Toward a national system for functionally classifying populated places

Oh hi there

I guess I’m not “most people”, as my city definition is definitely tied to prominence rather than population. I guess it comes with growing up in an “urban area” with a population that doesn’t even show up when you click on the profile (around 12 to 15,000, not including the college). The most populous urban area I’ve lived in has a current population of ~250,000 (Tri-Cities, WA), so I will admit I don’t really have much experience with big cities.
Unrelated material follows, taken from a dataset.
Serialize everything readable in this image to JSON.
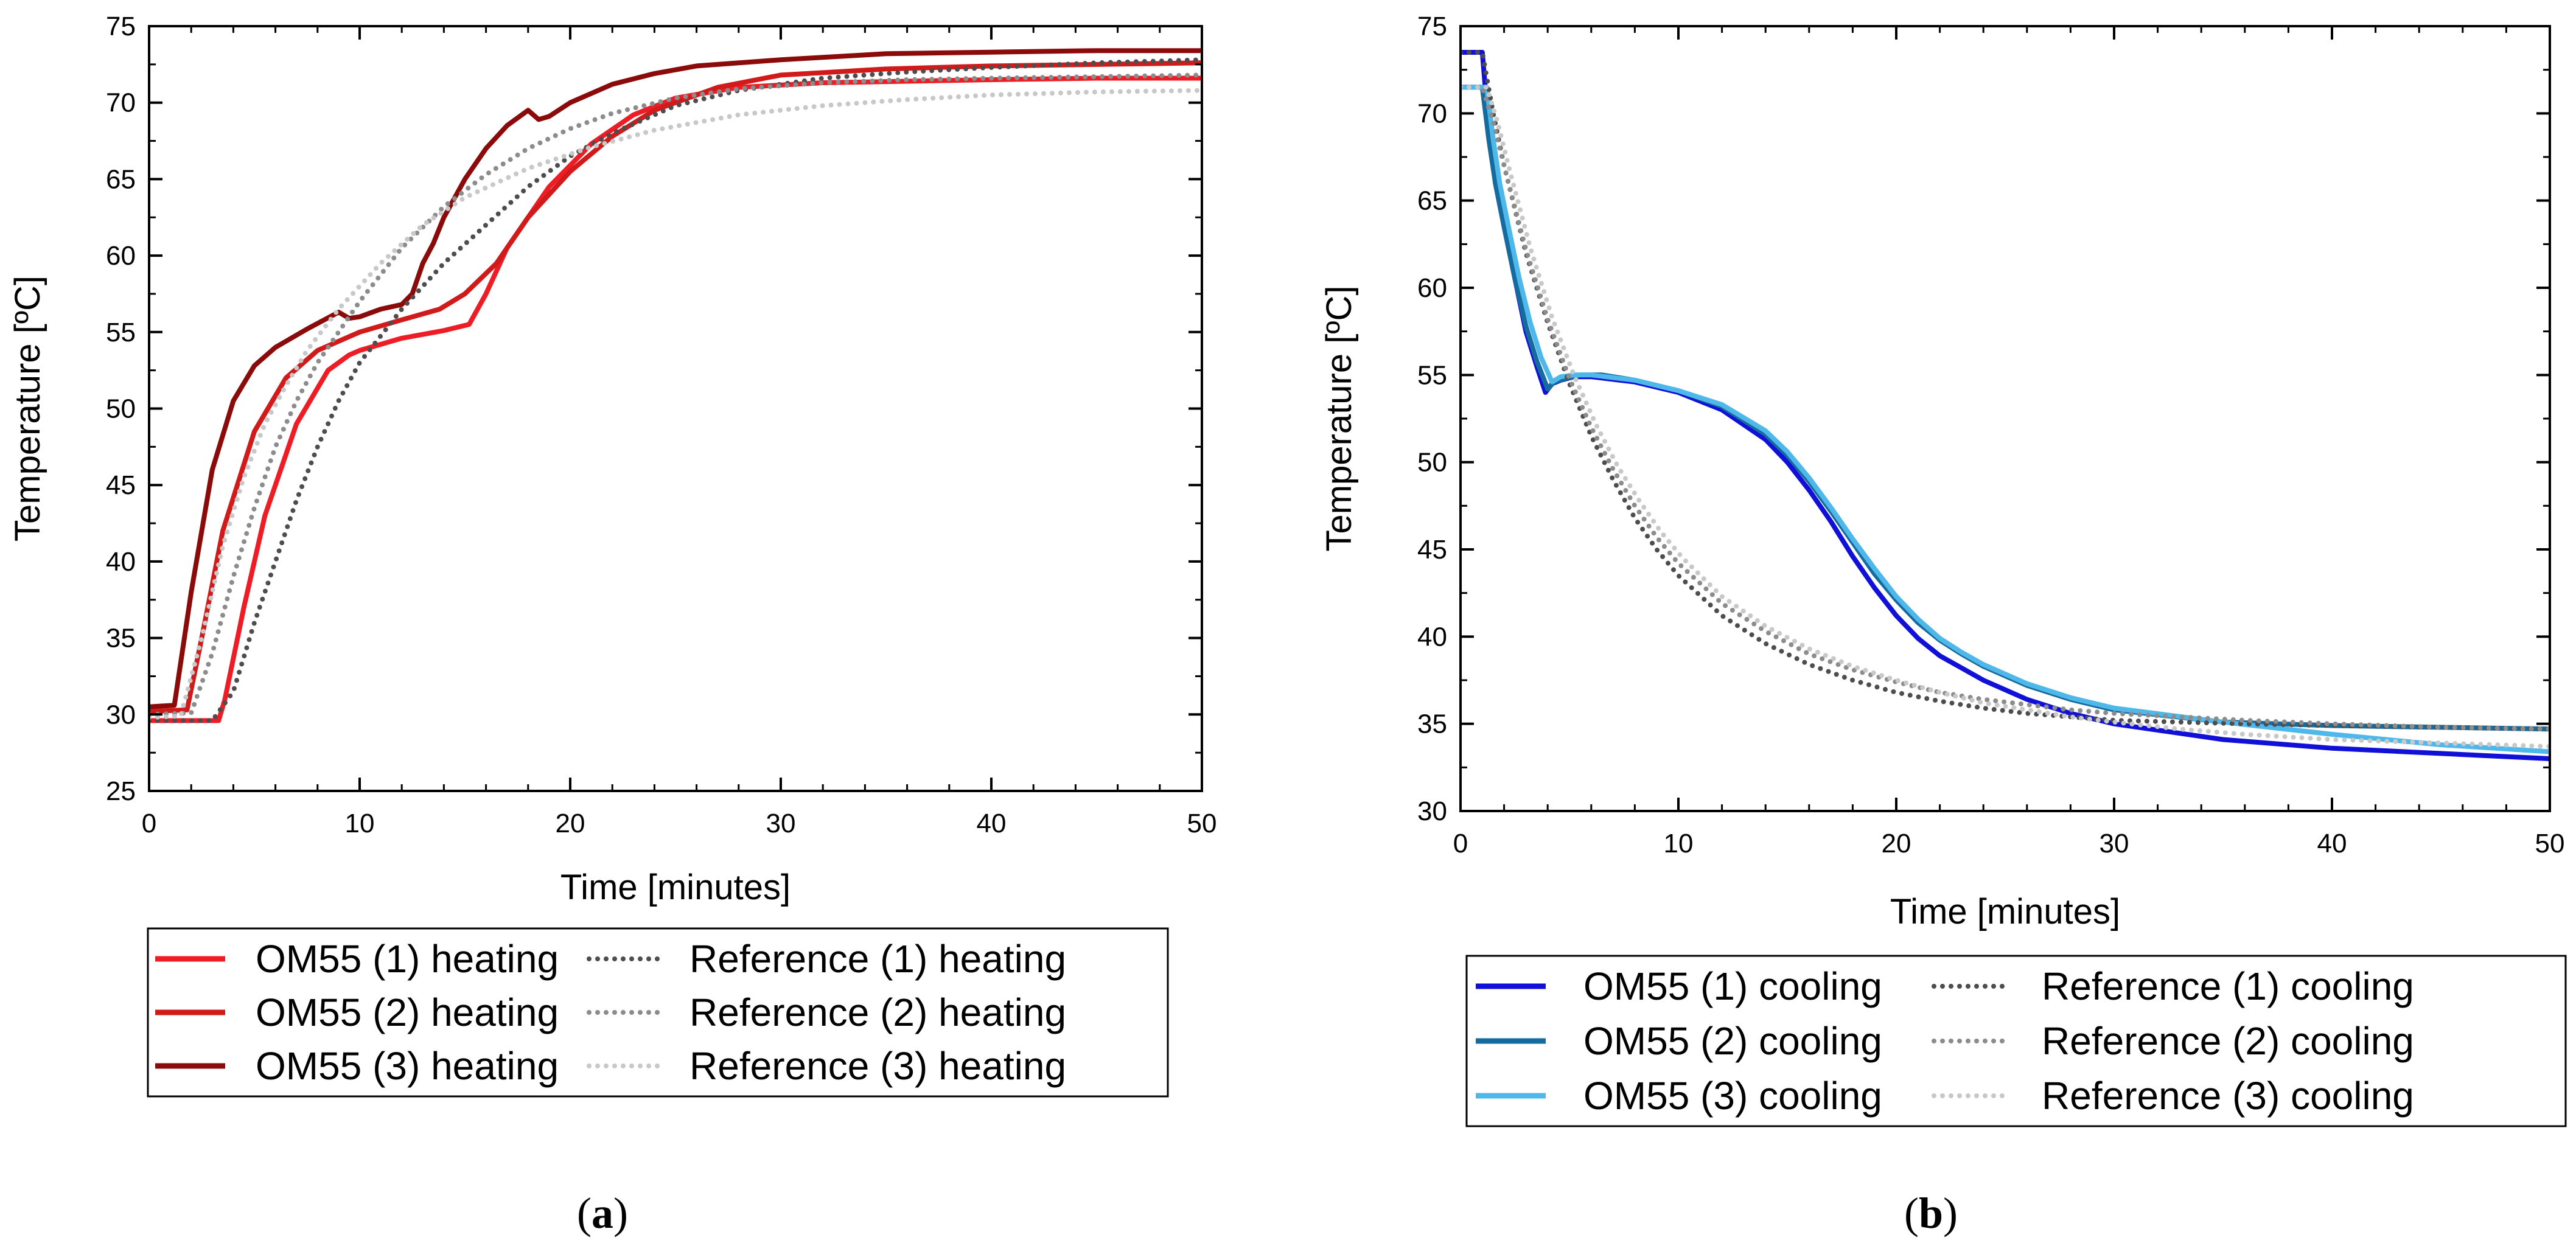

The issue for me with raising the “city” threshold is that (for example) having Rapid City, Summerset, and Box Elder at the same level of classification doesn’t really make a whole lot of sense (granted some of that is on the Census Bureau for granulating that area so finely, I don’t think Summerset and Box Elder deserve their own urban areas outside of Rapid). Maybe adding some sort of state population/population density adjustment to the proposed major/minor urban area cutoff value would help mollify small-state concerns? If, say, SD was an independent country our “city” threshold would be around 10,000 people (which is how the classification works out now, which also corresponds roughly to the high school sports classification (go Spartans)) but that’s not realistic for the rest of the US.

As an aside, the urban areas drawn by the Census Bureau aren’t the most accurate in places (at least where I’ve looked in SD). Doubt it would affect a scheme like this all that much (probably only missing a few hundred people here and there) but just wanted to get that on the record.